All roommates have a fear: that their roommate will have that horrific quality, that mortifying condition. It goes by many names: the death rattle, the midnight muffler, the suffocating storm, but most people know it by its usual gerund: snoring. No matter how much people love their roommate, they may find snoring the relationship killer, the non-negotiable that drives them to contemplate pre-meditated murder, and in extreme cases, moving out.
I too once considered such drastic measures before I learned from experience that a snoring roommate is no big deal and that most people can adjust to it. This statement comes with qualifiers. I won’t say everyone can adjust: some people need more quiet to sleep than others. Whether trait this depends on mentality or physiology, I leave to scientists with the time and resources on their hands. What I will describe is how the majority of people can learn to keep calm and sleep on. Anyone can practice the tricks I describe, and most of them, everyone has heard already.
First, the non-snoring roommate can break the ice and say the snoring is bothersome. The roommate may not even have considered this. Whether the roommate is willing or able to address the issue is beside the point. For the other roommate, this will remove the tension from avoiding a difficult and necessary conversation that the roommates should feel comfortable discussing openly.
Second, the bothered roommate should try using earplugs. Earplugs do a good job blocking unwanted sounds. If heavy sleepers worry this will interfere with their waking, they might consider how readily they awaken to their alarm sound. The human body can perform amazing feats, including among other things, develop conditional responses. Setting an alarm nearby before falling asleep should awaken any regular riser. If this fails, ditch the earplugs and move on to step three:
Get used to it. Ambient noise will exist for millions of years until our Sun becomes a red giant and engulfs the Earth in its fiery embrace. From the start, trying to block it with earplugs probably was a waste of effort. Instead of fighting the noise, people should use it to their advantage. Use the good old sheep-counting method to achieve sleep status. Imagine every snore is a sheep opening a creaking barn door, then closing it behind them. Even if it fails, your head cinema will have entertainment for the night.

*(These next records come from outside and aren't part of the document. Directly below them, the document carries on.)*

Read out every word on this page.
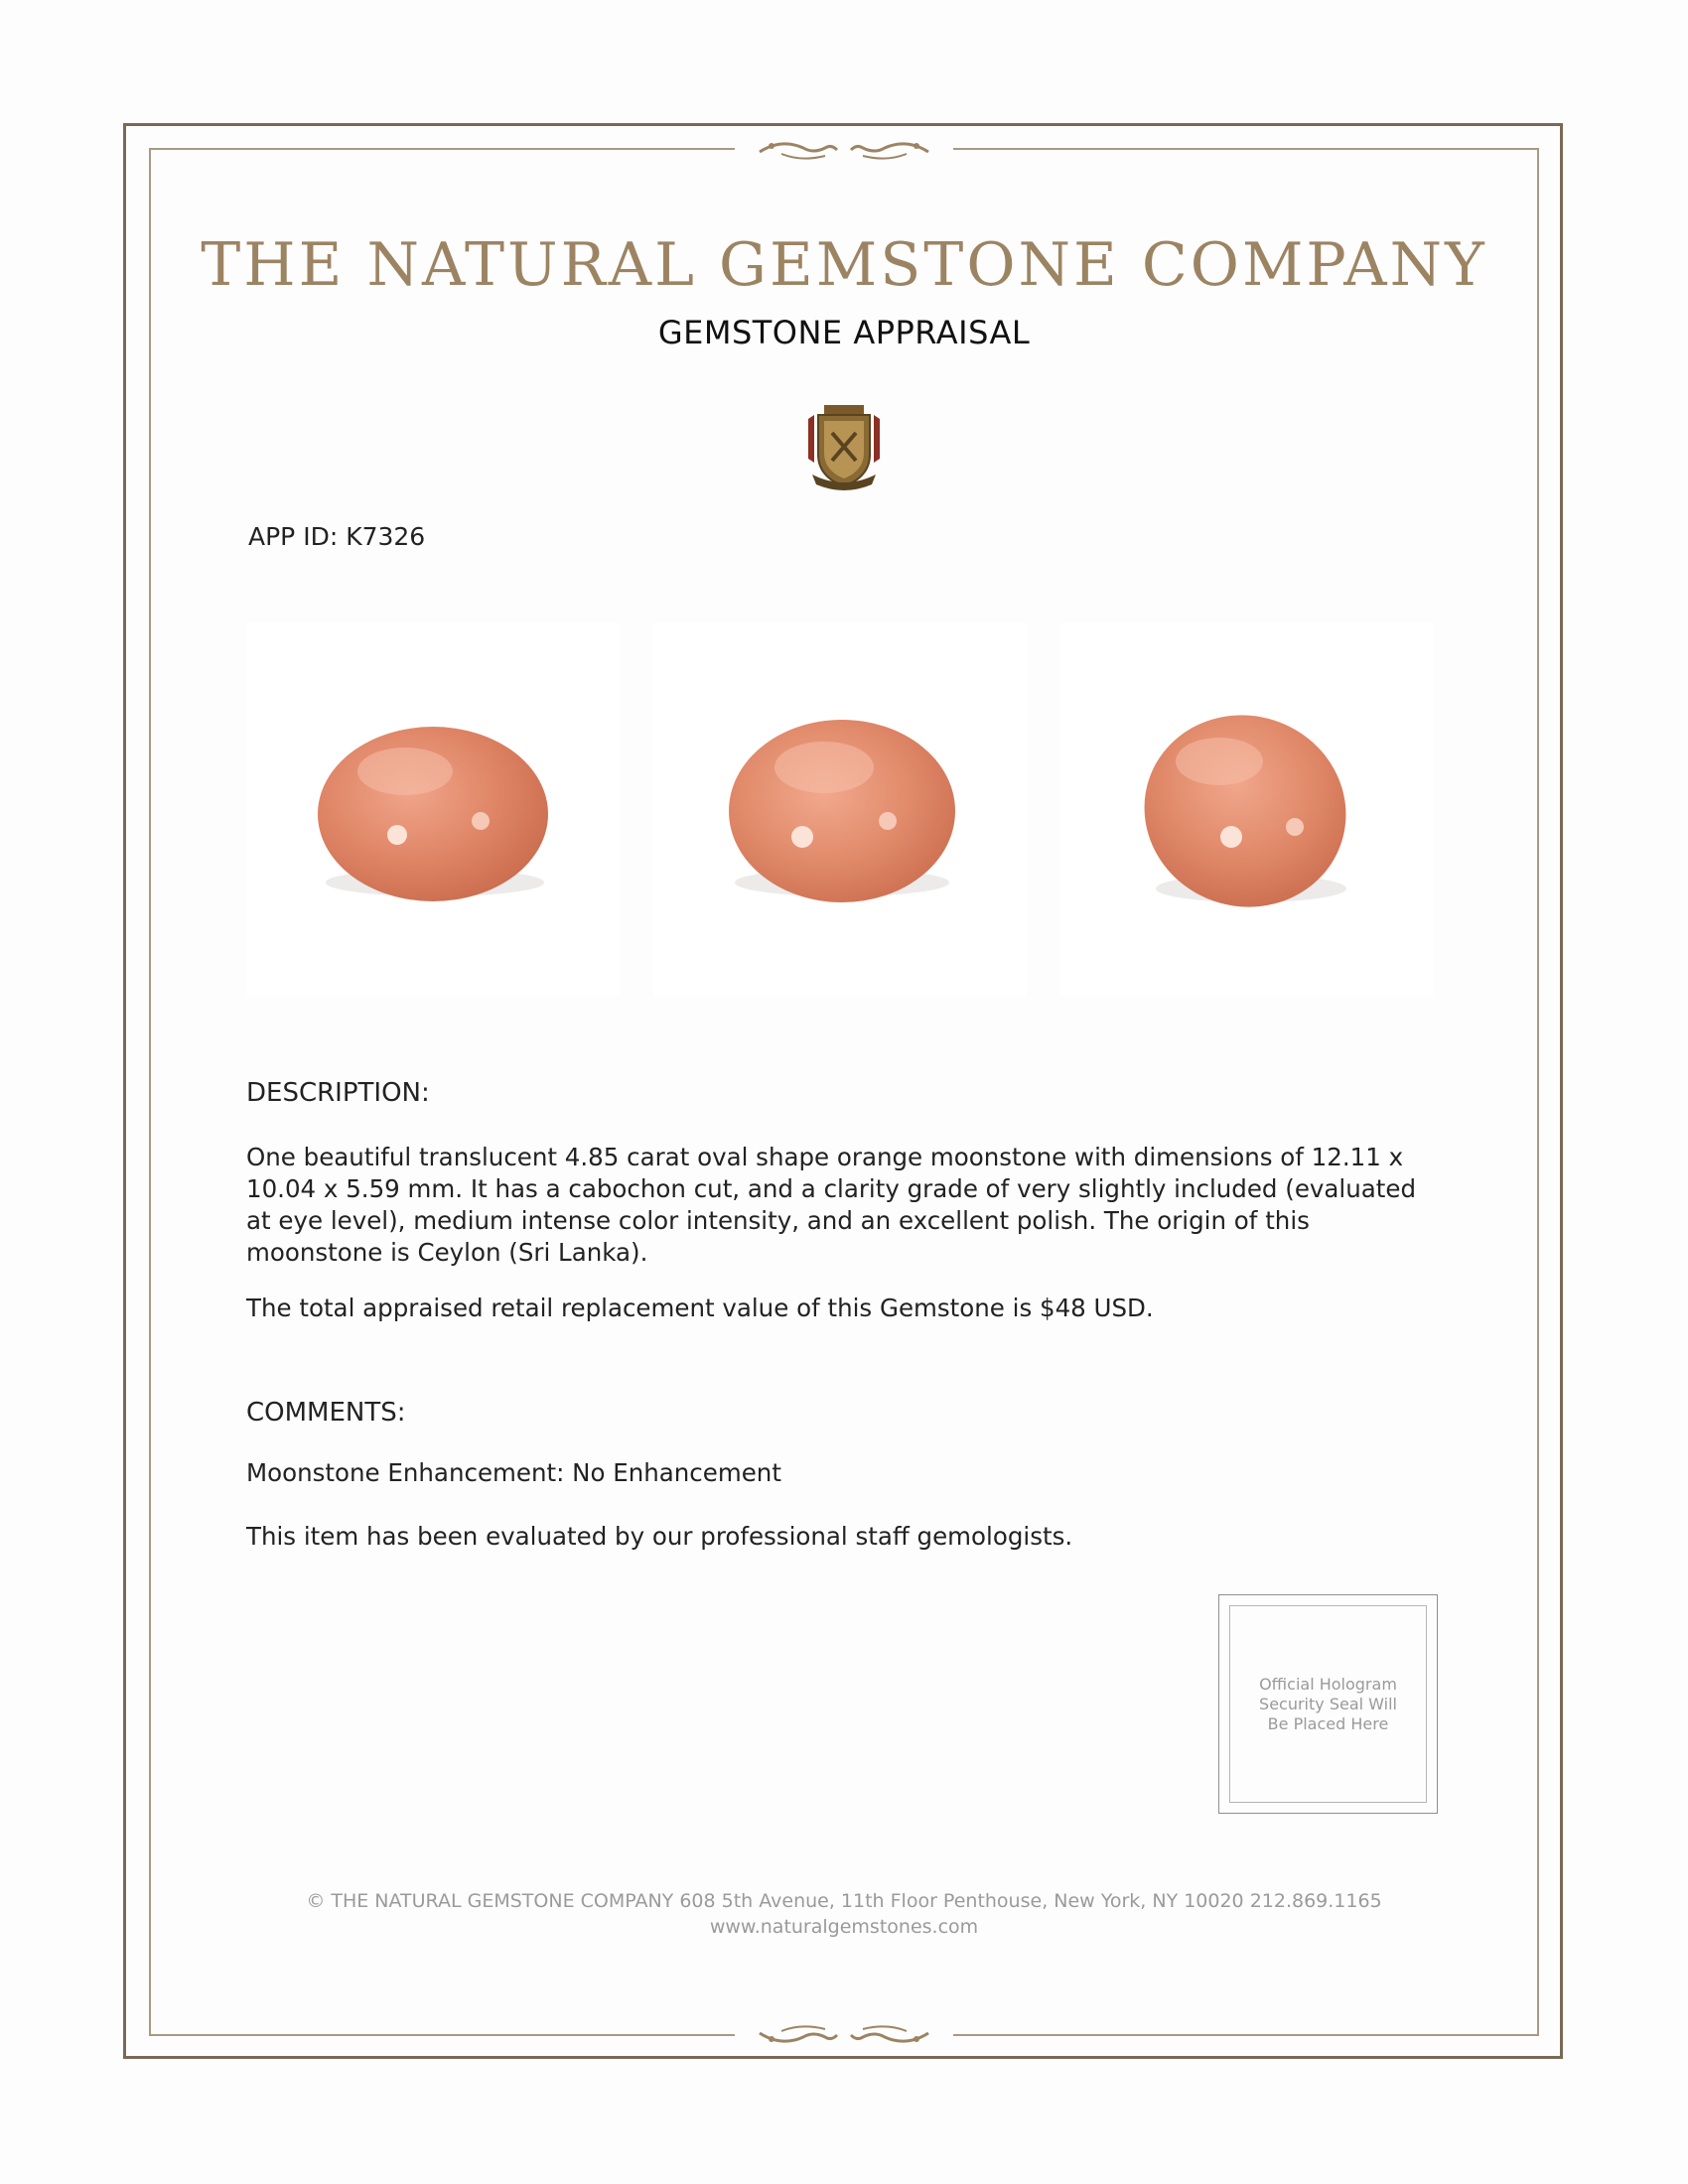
THE NATURAL GEMSTONE COMPANY
GEMSTONE APPRAISAL
APP ID: K7326
DESCRIPTION:

One beautiful translucent 4.85 carat oval shape orange moonstone with dimensions of 12.11 x 10.04 x 5.59 mm. It has a cabochon cut, and a clarity grade of very slightly included (evaluated at eye level), medium intense color intensity, and an excellent polish. The origin of this moonstone is Ceylon (Sri Lanka).

The total appraised retail replacement value of this Gemstone is $48 USD.

COMMENTS:

Moonstone Enhancement: No Enhancement

This item has been evaluated by our professional staff gemologists.

Official Hologram
Security Seal Will
Be Placed Here
© THE NATURAL GEMSTONE COMPANY 608 5th Avenue, 11th Floor Penthouse, New York, NY 10020 212.869.1165
www.naturalgemstones.com
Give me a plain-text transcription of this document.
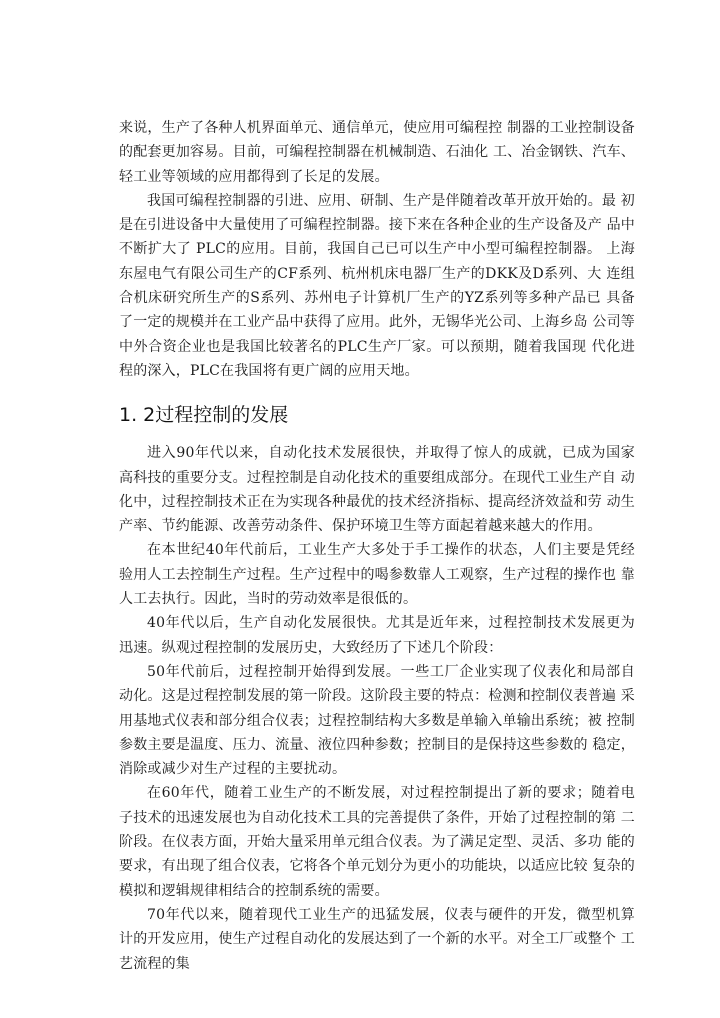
来说，生产了各种人机界面单元、通信单元，使应用可编程控 制器的工业控制设备的配套更加容易。目前，可编程控制器在机械制造、石油化 工、冶金钢铁、汽车、轻工业等领域的应用都得到了长足的发展。

我国可编程控制器的引进、应用、研制、生产是伴随着改革开放开始的。最 初是在引进设备中大量使用了可编程控制器。接下来在各种企业的生产设备及产 品中不断扩大了 PLC的应用。目前，我国自己已可以生产中小型可编程控制器。 上海东屋电气有限公司生产的CF系列、杭州机床电器厂生产的DKK及D系列、大 连组合机床研究所生产的S系列、苏州电子计算机厂生产的YZ系列等多种产品已 具备了一定的规模并在工业产品中获得了应用。此外，无锡华光公司、上海乡岛 公司等中外合资企业也是我国比较著名的PLC生产厂家。可以预期，随着我国现 代化进程的深入，PLC在我国将有更广阔的应用天地。

1. 2过程控制的发展

进入90年代以来，自动化技术发展很快，并取得了惊人的成就，已成为国家 高科技的重要分支。过程控制是自动化技术的重要组成部分。在现代工业生产自 动化中，过程控制技术正在为实现各种最优的技术经济指标、提高经济效益和劳 动生产率、节约能源、改善劳动条件、保护环境卫生等方面起着越来越大的作用。

在本世纪40年代前后，工业生产大多处于手工操作的状态，人们主要是凭经 验用人工去控制生产过程。生产过程中的喝参数靠人工观察，生产过程的操作也 靠人工去执行。因此，当时的劳动效率是很低的。

40年代以后，生产自动化发展很快。尤其是近年来，过程控制技术发展更为 迅速。纵观过程控制的发展历史，大致经历了下述几个阶段：

50年代前后，过程控制开始得到发展。一些工厂企业实现了仪表化和局部自 动化。这是过程控制发展的第一阶段。这阶段主要的特点：检测和控制仪表普遍 采用基地式仪表和部分组合仪表；过程控制结构大多数是单输入单输出系统；被 控制参数主要是温度、压力、流量、液位四种参数；控制目的是保持这些参数的 稳定，消除或减少对生产过程的主要扰动。

在60年代，随着工业生产的不断发展，对过程控制提出了新的要求；随着电 子技术的迅速发展也为自动化技术工具的完善提供了条件，开始了过程控制的第 二阶段。在仪表方面，开始大量采用单元组合仪表。为了满足定型、灵活、多功 能的要求，有出现了组合仪表，它将各个单元划分为更小的功能块，以适应比较 复杂的模拟和逻辑规律相结合的控制系统的需要。

70年代以来，随着现代工业生产的迅猛发展，仪表与硬件的开发，微型机算 计的开发应用，使生产过程自动化的发展达到了一个新的水平。对全工厂或整个 工艺流程的集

Finally, let’s be honest: unless they have insomnia or another sleep-precluding condition, people will fall asleep if they feel tired enough. For the first few nights, the sleep may be low-quality. After that, the sleeping should become like a scene from the movie My Cousin Vinny. In the movie, the character Vinny has to sleep in a hotel directly next to a train station that transports deafening cargo shipments before sunrise every morning. By the third or fourth night, Vinny has gone from waking in the middle of the night to sleeping soundly through the early morning racket. The lesson? If a fictional character can sleep through a barreling cargo train, nonfictional roommates can adapt to the snoring of their roommates.
If you have not discussed losing sleep with your snoring roommate, do it. If you have not tried earplugs, try them. If you have not watched My Cousin Vinny, watch it. Use your own judgment to decide whether you personally can adapt to the somnolent sounds of your bedtime buddy. Also remember patience and communication are powerful virtues paired together. Best of luck, and sweet dreams to you and your roommate.